Le G8 atteint un consensus

Les dirigeants des pays du G8 au travail   © AFP/Patrick Kovarik

Réunis à Saint-Pétersbourg, en Russie, les dirigeants du G8 unissent leur voix dans l'espoir de mettre un terme à l'escalade des violences dans la région du Liban et d'Israël, malgré leurs divergences.

Réunis à Saint-Pétersbourg, les pays les plus industrialisés aplanissent leurs divergences pour adopter une déclaration commune, qui réclame notamment la fin des opérations militaires israéliennes et des bombardements du Hezbollah.

Dans une déclaration commune, les chefs d'État et de gouvernement des pays les plus riches citent quatre conditions pour y parvenir. « La priorité la plus urgente est de créer les conditions à un arrêt durable des violences », indique le document.

Les Huit appellent Israël à cesser ses opérations militaires au Liban et dans la bande de Gaza et le Hezbollah à mettre un terme à ses bombardements visant l'État hébreu. Ils réclament également « le retour des soldats israéliens » enlevés par la milice chiite libanaise de même que la « libération des ministres et parlementaires palestiniens arrêtés ».

Le G8 suggère en outre que le Conseil de sécurité de l'ONU se prononce en faveur d'une « présence internationale de sécurité et d'observation » au Liban-Sud, fief du Hezbollah.

Les leaders du G8 s'inquiètent aussi du « nombre grandissant de victimes civiles de tous les côtés et [des] dégâts aux infrastructures ».

Enfin, le G8 met notamment en cause les « forces extrémistes qui cherchent à déstabiliser la région et à saper les aspirations des Palestiniens, des Israéliens et des Libanais à la démocratie et à la paix ».

Les membres du G8 mettent de l'eau dans leur vin

Plusieurs pays, dont les États-Unis et le Canada, avaient fait savoir qu'ils appuyaient sans réserve le gouvernement israélien.
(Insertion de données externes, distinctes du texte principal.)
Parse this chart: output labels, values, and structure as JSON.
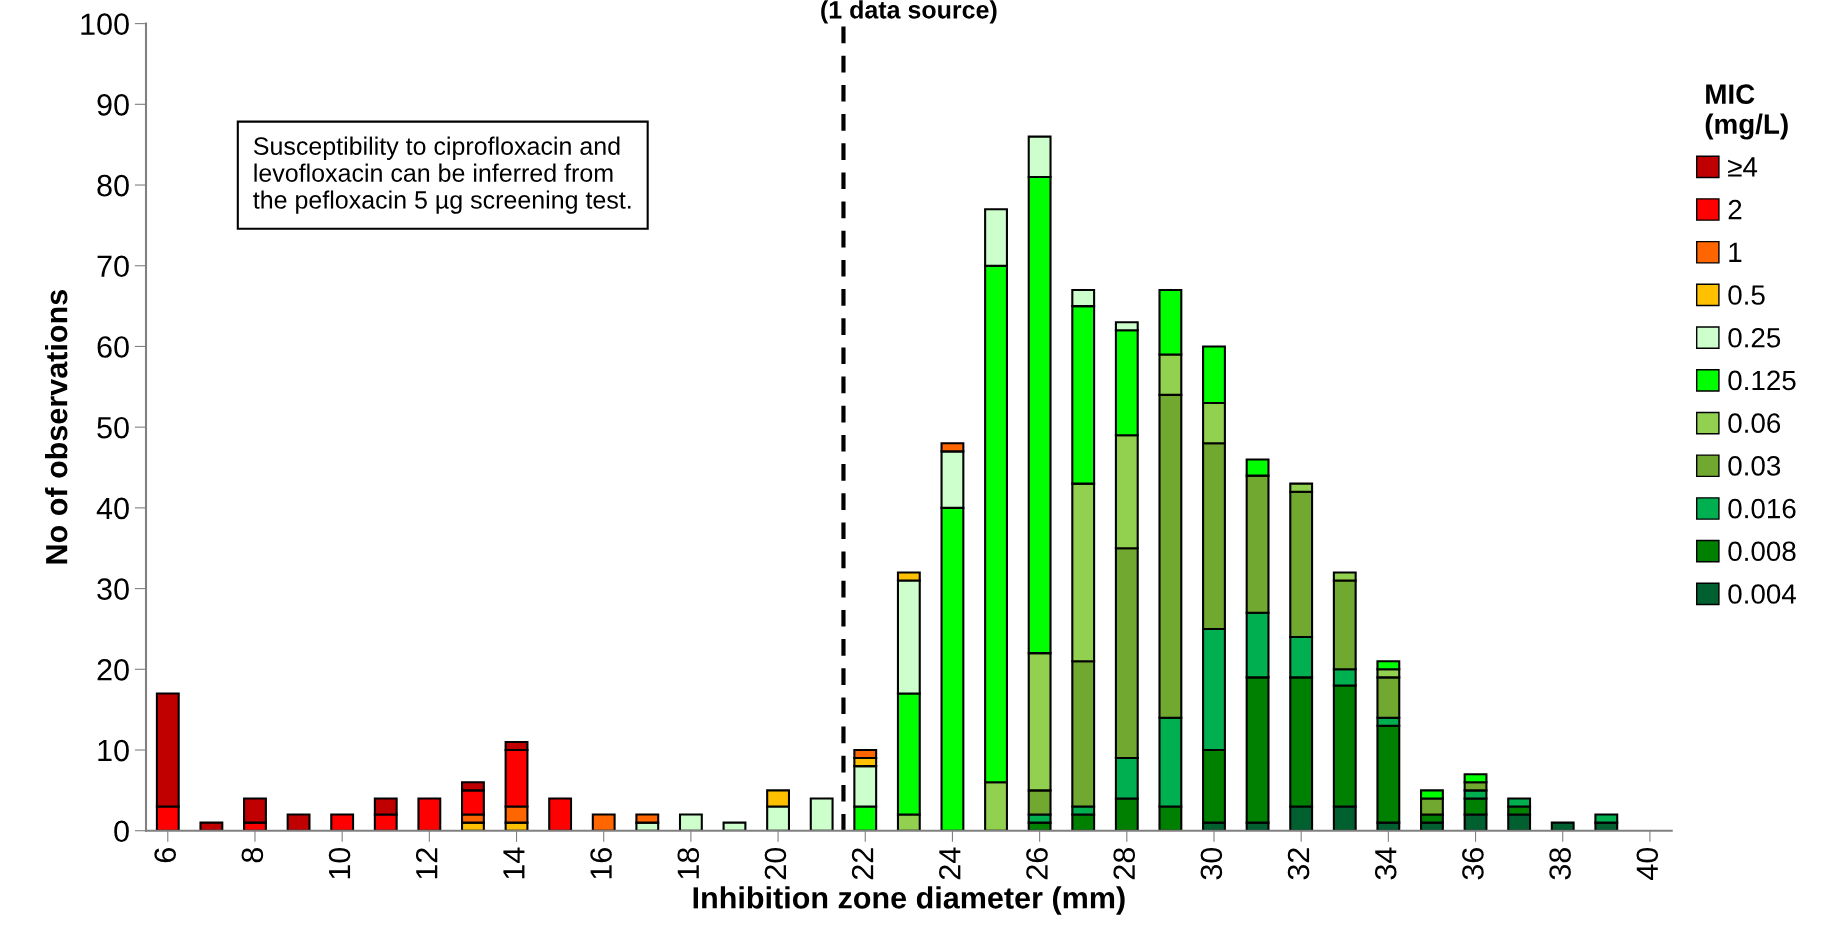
{
  "chart_data": {
    "type": "bar",
    "stacked": true,
    "title": "(1 data source)",
    "xlabel": "Inhibition zone diameter (mm)",
    "ylabel": "No of observations",
    "legend_title": "MIC\n(mg/L)",
    "x": [
      6,
      7,
      8,
      9,
      10,
      11,
      12,
      13,
      14,
      15,
      16,
      17,
      18,
      19,
      20,
      21,
      22,
      23,
      24,
      25,
      26,
      27,
      28,
      29,
      30,
      31,
      32,
      33,
      34,
      35,
      36,
      37,
      38,
      39
    ],
    "xlim": [
      5.5,
      40.5
    ],
    "xticks": [
      6,
      8,
      10,
      12,
      14,
      16,
      18,
      20,
      22,
      24,
      26,
      28,
      30,
      32,
      34,
      36,
      38,
      40
    ],
    "ylim": [
      0,
      100
    ],
    "yticks": [
      0,
      10,
      20,
      30,
      40,
      50,
      60,
      70,
      80,
      90,
      100
    ],
    "grid": false,
    "legend": "right",
    "series": [
      {
        "name": "0.004",
        "color": "#006030",
        "values": [
          0,
          0,
          0,
          0,
          0,
          0,
          0,
          0,
          0,
          0,
          0,
          0,
          0,
          0,
          0,
          0,
          0,
          0,
          0,
          0,
          0,
          0,
          0,
          0,
          1,
          1,
          3,
          3,
          1,
          1,
          2,
          2,
          1,
          1
        ]
      },
      {
        "name": "0.008",
        "color": "#008000",
        "values": [
          0,
          0,
          0,
          0,
          0,
          0,
          0,
          0,
          0,
          0,
          0,
          0,
          0,
          0,
          0,
          0,
          0,
          0,
          0,
          0,
          1,
          2,
          4,
          3,
          9,
          18,
          16,
          15,
          12,
          1,
          2,
          1,
          0,
          0
        ]
      },
      {
        "name": "0.016",
        "color": "#00b050",
        "values": [
          0,
          0,
          0,
          0,
          0,
          0,
          0,
          0,
          0,
          0,
          0,
          0,
          0,
          0,
          0,
          0,
          0,
          0,
          0,
          0,
          1,
          1,
          5,
          11,
          15,
          8,
          5,
          2,
          1,
          0,
          1,
          1,
          0,
          1
        ]
      },
      {
        "name": "0.03",
        "color": "#70a830",
        "values": [
          0,
          0,
          0,
          0,
          0,
          0,
          0,
          0,
          0,
          0,
          0,
          0,
          0,
          0,
          0,
          0,
          0,
          0,
          0,
          0,
          3,
          18,
          26,
          40,
          23,
          17,
          18,
          11,
          5,
          2,
          1,
          0,
          0,
          0
        ]
      },
      {
        "name": "0.06",
        "color": "#92d050",
        "values": [
          0,
          0,
          0,
          0,
          0,
          0,
          0,
          0,
          0,
          0,
          0,
          0,
          0,
          0,
          0,
          0,
          0,
          2,
          0,
          6,
          17,
          22,
          14,
          5,
          5,
          0,
          1,
          1,
          1,
          0,
          0,
          0,
          0,
          0
        ]
      },
      {
        "name": "0.125",
        "color": "#00ff00",
        "values": [
          0,
          0,
          0,
          0,
          0,
          0,
          0,
          0,
          0,
          0,
          0,
          0,
          0,
          0,
          0,
          0,
          3,
          15,
          40,
          64,
          59,
          22,
          13,
          8,
          7,
          2,
          0,
          0,
          1,
          1,
          1,
          0,
          0,
          0
        ]
      },
      {
        "name": "0.25",
        "color": "#ccffcc",
        "values": [
          0,
          0,
          0,
          0,
          0,
          0,
          0,
          0,
          0,
          0,
          0,
          1,
          2,
          1,
          3,
          4,
          5,
          14,
          7,
          7,
          5,
          2,
          1,
          0,
          0,
          0,
          0,
          0,
          0,
          0,
          0,
          0,
          0,
          0
        ]
      },
      {
        "name": "0.5",
        "color": "#ffc000",
        "values": [
          0,
          0,
          0,
          0,
          0,
          0,
          0,
          1,
          1,
          0,
          0,
          0,
          0,
          0,
          2,
          0,
          1,
          1,
          0,
          0,
          0,
          0,
          0,
          0,
          0,
          0,
          0,
          0,
          0,
          0,
          0,
          0,
          0,
          0
        ]
      },
      {
        "name": "1",
        "color": "#ff6600",
        "values": [
          0,
          0,
          0,
          0,
          0,
          0,
          0,
          1,
          2,
          0,
          2,
          1,
          0,
          0,
          0,
          0,
          1,
          0,
          1,
          0,
          0,
          0,
          0,
          0,
          0,
          0,
          0,
          0,
          0,
          0,
          0,
          0,
          0,
          0
        ]
      },
      {
        "name": "2",
        "color": "#ff0000",
        "values": [
          3,
          0,
          1,
          0,
          2,
          2,
          4,
          3,
          7,
          4,
          0,
          0,
          0,
          0,
          0,
          0,
          0,
          0,
          0,
          0,
          0,
          0,
          0,
          0,
          0,
          0,
          0,
          0,
          0,
          0,
          0,
          0,
          0,
          0
        ]
      },
      {
        "name": "≥4",
        "color": "#c00000",
        "values": [
          14,
          1,
          3,
          2,
          0,
          2,
          0,
          1,
          1,
          0,
          0,
          0,
          0,
          0,
          0,
          0,
          0,
          0,
          0,
          0,
          0,
          0,
          0,
          0,
          0,
          0,
          0,
          0,
          0,
          0,
          0,
          0,
          0,
          0
        ]
      }
    ],
    "ref_lines": [
      {
        "axis": "x",
        "value": 21.5,
        "color": "#000000",
        "line_style": "dashed"
      }
    ],
    "annotations": [
      "Susceptibility to ciprofloxacin and\nlevofloxacin can be inferred from\nthe pefloxacin 5 µg screening test."
    ]
  }
}
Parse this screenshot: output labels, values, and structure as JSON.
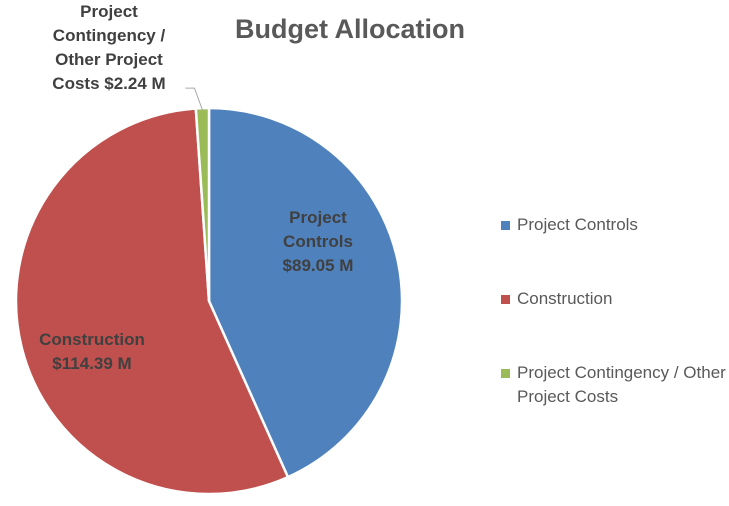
{
  "chart_data": {
    "type": "pie",
    "title": "Budget Allocation",
    "categories": [
      "Project Controls",
      "Construction",
      "Project Contingency / Other Project Costs"
    ],
    "values": [
      89.05,
      114.39,
      2.24
    ],
    "value_labels": [
      "$89.05 M",
      "$114.39 M",
      "$2.24 M"
    ],
    "colors": [
      "#4f81bd",
      "#c0504d",
      "#9bbb59"
    ],
    "legend": "right"
  }
}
Washington souhaitait que le G8 adopte une déclaration condamnant explicitement le Hezbollah pour son rôle dans la crise. Il voulait également mettre à l'index la Syrie, l'Iran et le Hamas en raison de leurs actions « faisant échouer la démocratie et la paix dans la région ».

Vendredi, le premier ministre Stephen Harper a de son côté qualifié de « mesurée » la riposte israélienne à l'enlèvement de deux soldats par le Hezbollah, tandis que le président français, Jacques Chirac, la juge disproportionnée.

Son homologue russe, Vladimir Poutine a pour sa part accusé l'État hébreu de nourrir des desseins plus vastes que la seule libération de ses soldats enlevés par le Hezbollah.

Dans la nuit de samedi à dimanche, à New York, le Conseil de sécurité de l'ONU n'est pas parvenu à se mettre d'accord sur un texte demandant un cessez-le-feu au Liban, comme le réclamaient le Liban et les pays arabes.